2. Make sure you plan ahead about which contraception method to use. You might think that you’ve just given birth and there’s no way you’ll fall pregnant again. But in fact, our body snaps back pretty quick. Even when you’re breastfeeding and not menstruating, it is important to use contraception. A friend of mine fell pregnant 3 months after giving birth while she was breastfeeding. She was completely shocked when she saw a positive pregnancy test!
3. Hormones can make it feel different. Use lubrication, particularly when you’re breastfeeding. Hormones can do funny things to your body and one of them is causing you to be a bit ‘dry’ downstairs.
4. It is also scary for your partner! Don’t forgot that your partner saw you give birth, and sometimes that’s worse than actually going through it! I don’t remember much about giving birth but if you ask my hubby, he can name things down to the minute.
5. Be open and honest. If you’re not ready, say so. It is definitely okay to say you’re not. It took me 3 months before I was both physically and emotionally ready. Even then, I was really scared.

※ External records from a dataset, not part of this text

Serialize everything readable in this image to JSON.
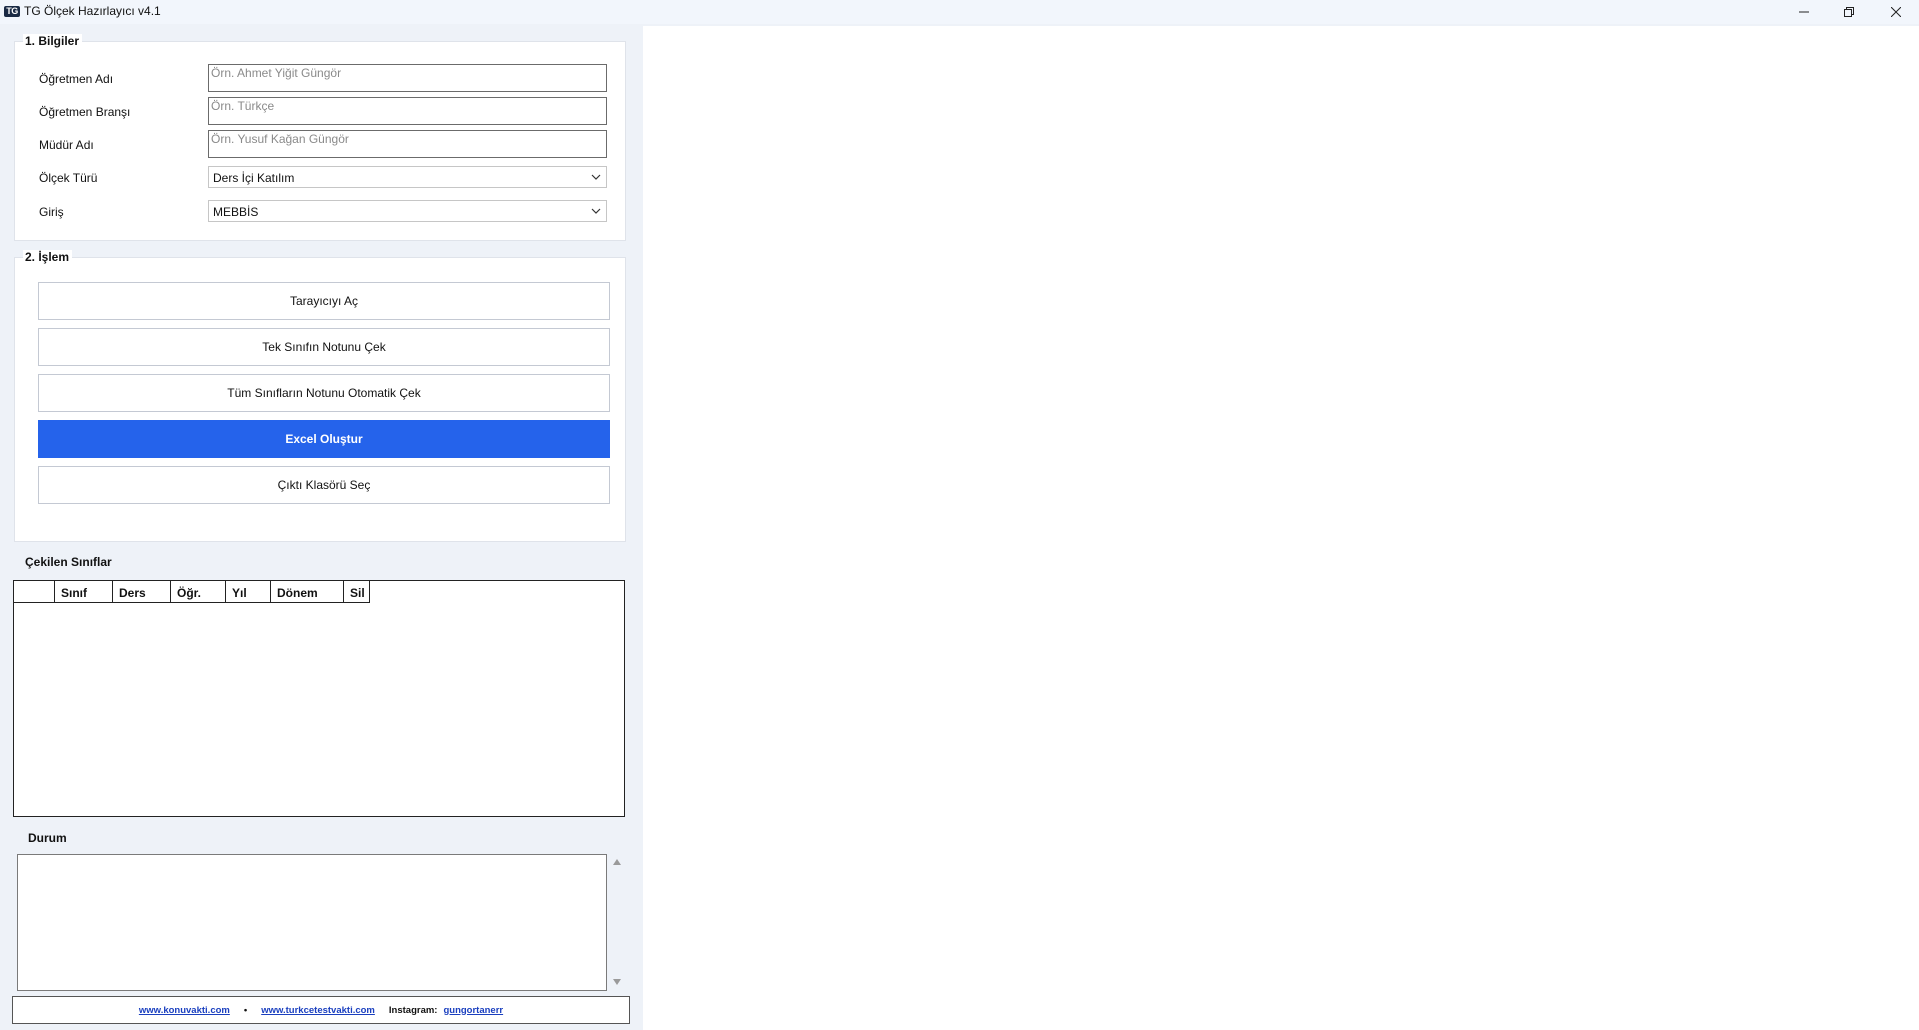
{
  "window": {
    "logo_text": "TG",
    "title": "TG Ölçek Hazırlayıcı v4.1",
    "controls": [
      "minimize-icon",
      "restore-icon",
      "close-icon"
    ]
  },
  "bilgiler": {
    "title": "1. Bilgiler",
    "teacher_name": {
      "label": "Öğretmen Adı",
      "value": "",
      "placeholder": "Örn. Ahmet Yiğit Güngör"
    },
    "teacher_branch": {
      "label": "Öğretmen Branşı",
      "value": "",
      "placeholder": "Örn. Türkçe"
    },
    "principal_name": {
      "label": "Müdür Adı",
      "value": "",
      "placeholder": "Örn. Yusuf Kağan Güngör"
    },
    "scale_type": {
      "label": "Ölçek Türü",
      "selected": "Ders İçi Katılım"
    },
    "login": {
      "label": "Giriş",
      "selected": "MEBBİS"
    }
  },
  "islem": {
    "title": "2. İşlem",
    "buttons": {
      "open_browser": "Tarayıcıyı Aç",
      "fetch_single": "Tek Sınıfın Notunu Çek",
      "fetch_all": "Tüm Sınıfların Notunu Otomatik Çek",
      "create_excel": "Excel Oluştur",
      "select_output": "Çıktı Klasörü Seç"
    },
    "accent_color": "#2563eb"
  },
  "classes": {
    "title": "Çekilen Sınıflar",
    "columns": [
      "",
      "Sınıf",
      "Ders",
      "Öğr.",
      "Yıl",
      "Dönem",
      "Sil"
    ],
    "rows": []
  },
  "status": {
    "title": "Durum",
    "text": ""
  },
  "footer": {
    "link1": "www.konuvakti.com",
    "separator": "•",
    "link2": "www.turkcetestvakti.com",
    "instagram_label": "Instagram:",
    "instagram_handle": "gungortanerr"
  }
}
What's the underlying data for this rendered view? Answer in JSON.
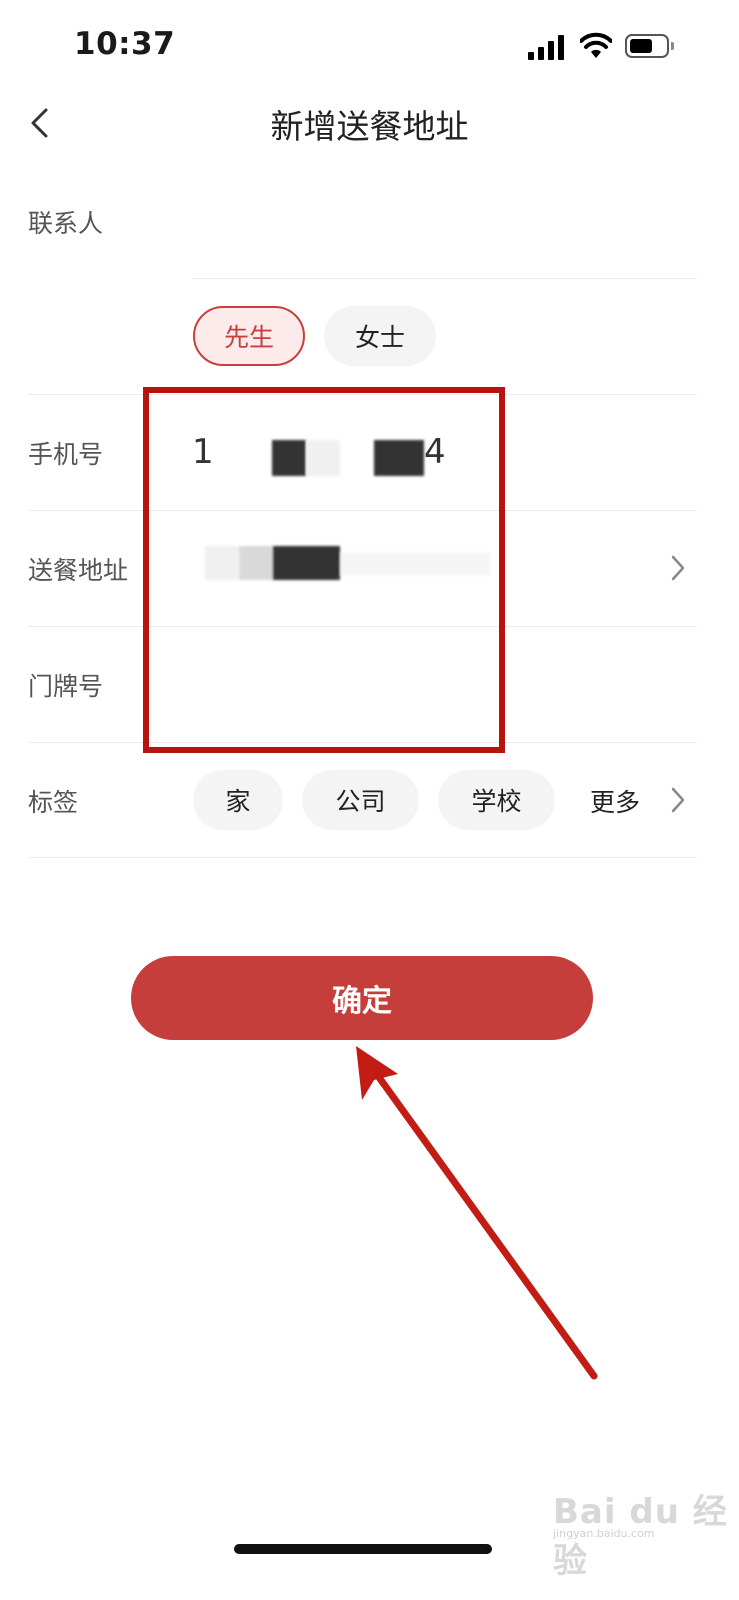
{
  "status_bar": {
    "time": "10:37"
  },
  "nav": {
    "title": "新增送餐地址"
  },
  "form": {
    "contact_label": "联系人",
    "gender_options": [
      "先生",
      "女士"
    ],
    "phone_label": "手机号",
    "phone_prefix": "1",
    "phone_suffix": "4",
    "address_label": "送餐地址",
    "door_label": "门牌号",
    "tag_label": "标签",
    "tag_options": [
      "家",
      "公司",
      "学校"
    ],
    "tag_more": "更多"
  },
  "confirm_label": "确定",
  "watermark": {
    "text": "Bai du 经验",
    "sub": "jingyan.baidu.com"
  }
}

6. You might get interrupted. Babies sleep alot but sometimes they just won’t sleep when you want them too! We don’t stress about it, if it’s not meant to happen it’s okay. We just try again later.
7. You’ll be tired and sometimes you just don’t feel it! When Madeleine was younger, her sleeping was a bit sketchy. Some nights were good and some were bad! Their sleeping does get better and eventually they’ll sleep through the night. Your tiredness will get better and you’ll have more energy to spend with your partner!
It takes time after birth before you’re ready for sex. With some, it might be a few weeks and others, it might be a few months. It is like losing your virginity all over again, you need to be physically and emotionally ready. The most important thing I’ve learnt is to be open about it with your partner.